Si la monnaie ne représentait qu'une matière première pour l'industrie, nul ne l'achèterait qu'à la condition de pouvoir faire d'elle ce que l'on fait de toute marchandise que l'on achète : la recéder moyennant intérêts et profit. Le dollar dont nous avons parlé, ce dollar revenant dans sa mine natale du Colorado, après un voyage de dix ou vingt ans à travers la Chine, quelle paye ne devrait-il pas représenter pour ce même ouvrier qui l'a extrait jadis, si, au cours de son long voyage, il ne s'était jamais transmis que grevé de nouveaux intérêts, de nouveaux frais de transport et de nouveaux bénéfices ? Et pourtant, ces charges se seraient nécessairement accumulées, si personne n'avait jamais acheté le dollar que pour son métal, pour l'argent qu'il contenait, si personne ne lui avait trouvé d'autre utilité, si nul n'avait vu dans ce dollar le moyen d'échanger ses propres produits contre des biens à consommer.
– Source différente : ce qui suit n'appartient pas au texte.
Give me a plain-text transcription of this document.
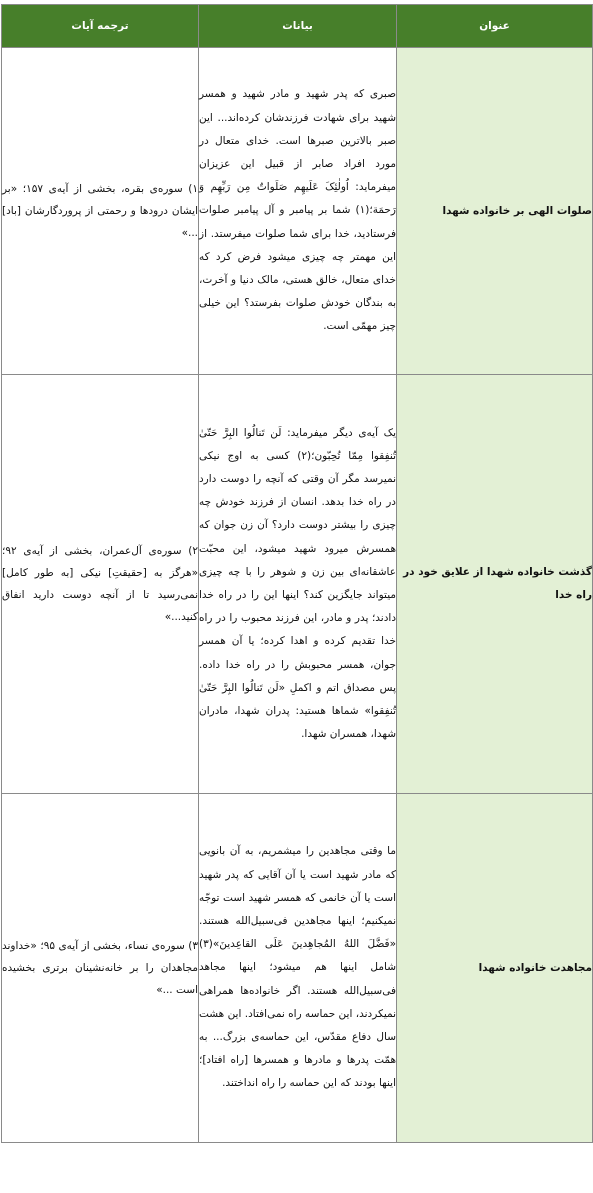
عنوان	بیانات	ترجمه آیات

صلوات الهی بر خانواده شهدا	صبری که پدر شهید و مادر شهید و همسر شهید برای شهادت فرزندشان کرده‌اند... این صبر بالاترین صبرها است. خدای متعال در مورد افراد صابر از قبیل این عزیزان میفرماید: اُولٰئِکَ عَلَیهِم صَلَواتٌ مِن رَبِّهِم وَ رَحمَة؛(۱) شما بر پیامبر و آل پیامبر صلوات فرستادید، خدا برای شما صلوات میفرستد. از این مهمتر چه چیزی میشود فرض کرد که خدای متعال، خالق هستی، مالک دنیا و آخرت، به بندگان خودش صلوات بفرستد؟ این خیلی چیز مهمّی است.	۱) سوره‌ی بقره، بخشی از آیه‌ی ۱۵۷؛ «بر ایشان درودها و رحمتی از پروردگارشان [باد] ...»

گذشت خانواده شهدا از علایق خود در راه خدا	یک آیه‌ی دیگر میفرماید: لَن تَنالُوا البِرَّ حَتّیٰ تُنفِقوا مِمّا تُحِبّون؛(۲) کسی به اوج نیکی نمیرسد مگر آن وقتی که آنچه را دوست دارد در راه خدا بدهد. انسان از فرزند خودش چه چیزی را بیشتر دوست دارد؟ آن زن جوان که همسرش میرود شهید میشود، این محبّت عاشقانه‌ای بین زن و شوهر را با چه چیزی میتواند جایگزین کند؟ اینها این را در راه خدا دادند؛ پدر و مادر، این فرزند محبوب را در راه خدا تقدیم کرده و اهدا کرده؛ یا آن همسر جوان، همسر محبوبش را در راه خدا داده. پس مصداق اتم و اکملِ «لَن تَنالُوا البِرَّ حَتّیٰ تُنفِقوا» شماها هستید: پدران شهدا، مادران شهدا، همسران شهدا.	۲) سوره‌ی آل‌عمران، بخشی از آیه‌ی ۹۲؛ «هرگز به [حقیقتِ] نیکی [به طور کامل] نمی‌رسید تا از آنچه دوست دارید انفاق کنید...»

مجاهدت خانواده شهدا	ما وقتی مجاهدین را میشمریم، به آن بانویی که مادر شهید است یا آن آقایی که پدر شهید است یا آن خانمی که همسر شهید است توجّه نمیکنیم؛ اینها مجاهدین فی‌سبیل‌الله هستند. «فَضَّلَ اللهُ المُجاهِدينَ عَلَى القاعِدينَ»(۳) شامل اینها هم میشود؛ اینها مجاهد فی‌سبیل‌الله هستند. اگر خانواده‌ها همراهی نمیکردند، این حماسه راه نمی‌افتاد. این هشت سال دفاع مقدّس، این حماسه‌ی بزرگ... به همّت پدرها و مادرها و همسرها [راه افتاد]؛ اینها بودند که این حماسه را راه انداختند.	۳) سوره‌ی نساء، بخشی از آیه‌ی ۹۵؛ «خداوند مجاهدان را بر خانه‌نشینان برتری بخشیده است ...»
La monnaie, et surtout celle de papier, est le type le plus pur de la marchandise, parce qu'elle ne s'utilise que comme marchandise : comme marchandise d'échange. On n'achète pas la monnaie pour l'utiliser — comme c'est le cas pour les autres marchandises — à l'usine ou dans la cuisine, c'est-à-dire loin du marché. La monnaie est et demeure une marchandise. Son utilité réside uniquement dans son rôle de marchandise d'échange. Les autres marchandises ne s'achètent qu'en vue de la consommation (excepté chez les commerçants, pour qui marchandise et argent restent toujours de la marchandise). On produit les marchandises en vue de la vente, mais on les achète en vue de la consommation. On vend des marchandises. On achète des biens à consommer. L'argent seul reste une marchandise pour tous ceux qui l'acquièrent. La monnaie est la seule marchandise qui constitue pour son propriétaire un bien directement utilisable, car il est l'outil des échanges. Voilà pourquoi l'argent, surtout la monnaie de papier, constitue absolument la seule marchandise utile.
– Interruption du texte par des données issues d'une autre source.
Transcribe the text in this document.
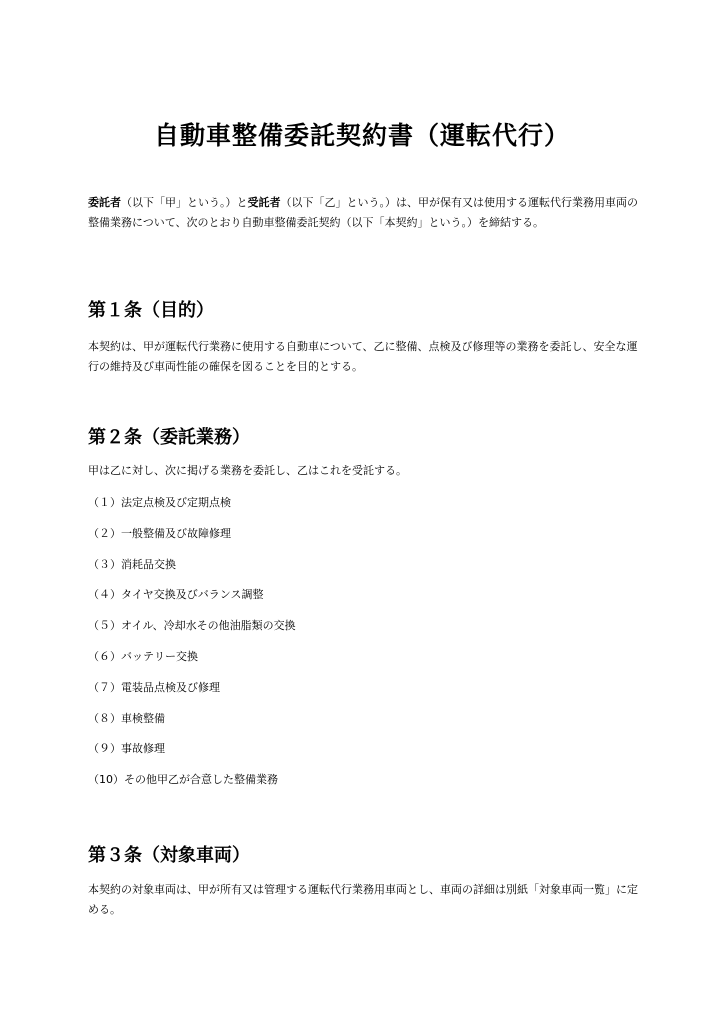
自動車整備委託契約書（運転代行）

委託者（以下「甲」という。）と受託者（以下「乙」という。）は、甲が保有又は使用する運転代行業務用車両の整備業務について、次のとおり自動車整備委託契約（以下「本契約」という。）を締結する。

第１条（目的）

本契約は、甲が運転代行業務に使用する自動車について、乙に整備、点検及び修理等の業務を委託し、安全な運行の維持及び車両性能の確保を図ることを目的とする。

第２条（委託業務）

甲は乙に対し、次に掲げる業務を委託し、乙はこれを受託する。

（１）法定点検及び定期点検
（２）一般整備及び故障修理
（３）消耗品交換
（４）タイヤ交換及びバランス調整
（５）オイル、冷却水その他油脂類の交換
（６）バッテリー交換
（７）電装品点検及び修理
（８）車検整備
（９）事故修理
（10）その他甲乙が合意した整備業務
第３条（対象車両）

本契約の対象車両は、甲が所有又は管理する運転代行業務用車両とし、車両の詳細は別紙「対象車両一覧」に定める。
Les partisans de l'étalon métallique considèrent communément la monnaie métallique comme de la matière première pour l'orfèvrerie. Pour eux, elle ne constitue rien de plus. Un mark, dit le bimétalliste Arendt, est la 1392e partie d'une livre d'or. Les avocats de l'étalon-or n'avaient naturellement aucune raison d'attaquer une opinion qui désarmait si bien les défenseurs de la partie adverse (1).
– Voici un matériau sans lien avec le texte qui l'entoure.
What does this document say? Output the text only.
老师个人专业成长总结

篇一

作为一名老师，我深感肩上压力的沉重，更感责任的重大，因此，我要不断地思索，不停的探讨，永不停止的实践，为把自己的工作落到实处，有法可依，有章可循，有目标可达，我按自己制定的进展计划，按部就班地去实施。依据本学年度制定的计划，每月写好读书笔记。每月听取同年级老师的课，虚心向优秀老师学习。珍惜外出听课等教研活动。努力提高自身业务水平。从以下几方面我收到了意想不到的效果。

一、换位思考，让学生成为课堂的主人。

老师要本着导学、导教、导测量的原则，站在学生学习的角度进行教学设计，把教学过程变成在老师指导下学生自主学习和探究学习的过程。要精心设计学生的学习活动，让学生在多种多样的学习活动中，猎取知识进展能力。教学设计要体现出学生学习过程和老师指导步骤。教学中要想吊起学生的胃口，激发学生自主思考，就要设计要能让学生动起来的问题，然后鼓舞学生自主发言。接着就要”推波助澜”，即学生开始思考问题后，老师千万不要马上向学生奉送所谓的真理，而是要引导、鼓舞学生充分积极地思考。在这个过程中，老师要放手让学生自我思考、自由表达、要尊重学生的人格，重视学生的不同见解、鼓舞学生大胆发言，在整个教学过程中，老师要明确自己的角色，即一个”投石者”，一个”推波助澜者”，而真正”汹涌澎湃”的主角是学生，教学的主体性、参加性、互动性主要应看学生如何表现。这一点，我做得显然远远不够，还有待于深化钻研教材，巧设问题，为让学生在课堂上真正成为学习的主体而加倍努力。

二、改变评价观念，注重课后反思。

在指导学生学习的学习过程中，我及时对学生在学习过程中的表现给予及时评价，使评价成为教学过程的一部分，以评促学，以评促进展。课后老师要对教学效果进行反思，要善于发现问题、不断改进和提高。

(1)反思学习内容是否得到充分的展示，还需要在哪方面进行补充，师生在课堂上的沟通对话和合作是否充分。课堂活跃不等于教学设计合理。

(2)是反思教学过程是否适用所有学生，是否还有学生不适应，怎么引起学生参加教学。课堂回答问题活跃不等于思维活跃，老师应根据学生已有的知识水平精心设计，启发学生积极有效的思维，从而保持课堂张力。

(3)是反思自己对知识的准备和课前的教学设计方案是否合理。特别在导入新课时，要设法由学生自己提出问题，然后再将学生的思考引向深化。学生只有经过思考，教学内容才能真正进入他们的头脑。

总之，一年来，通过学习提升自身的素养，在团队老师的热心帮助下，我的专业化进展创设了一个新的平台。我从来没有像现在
De ces inventions, les champions de la monnaie de papier auraient dû ne faire qu'une bouchée. Ils tournent toujours autour du pot,
(1) M. Chevalier, La Monnaie, Paris 1866, p. 36 : « Je crois devoir m'en tenir à cette idée fondamentale, que je considère à bon droit comme une autre définition de la monnaie : les monnaies ne sont que des lingots dont le poids et le titre sont garantis. »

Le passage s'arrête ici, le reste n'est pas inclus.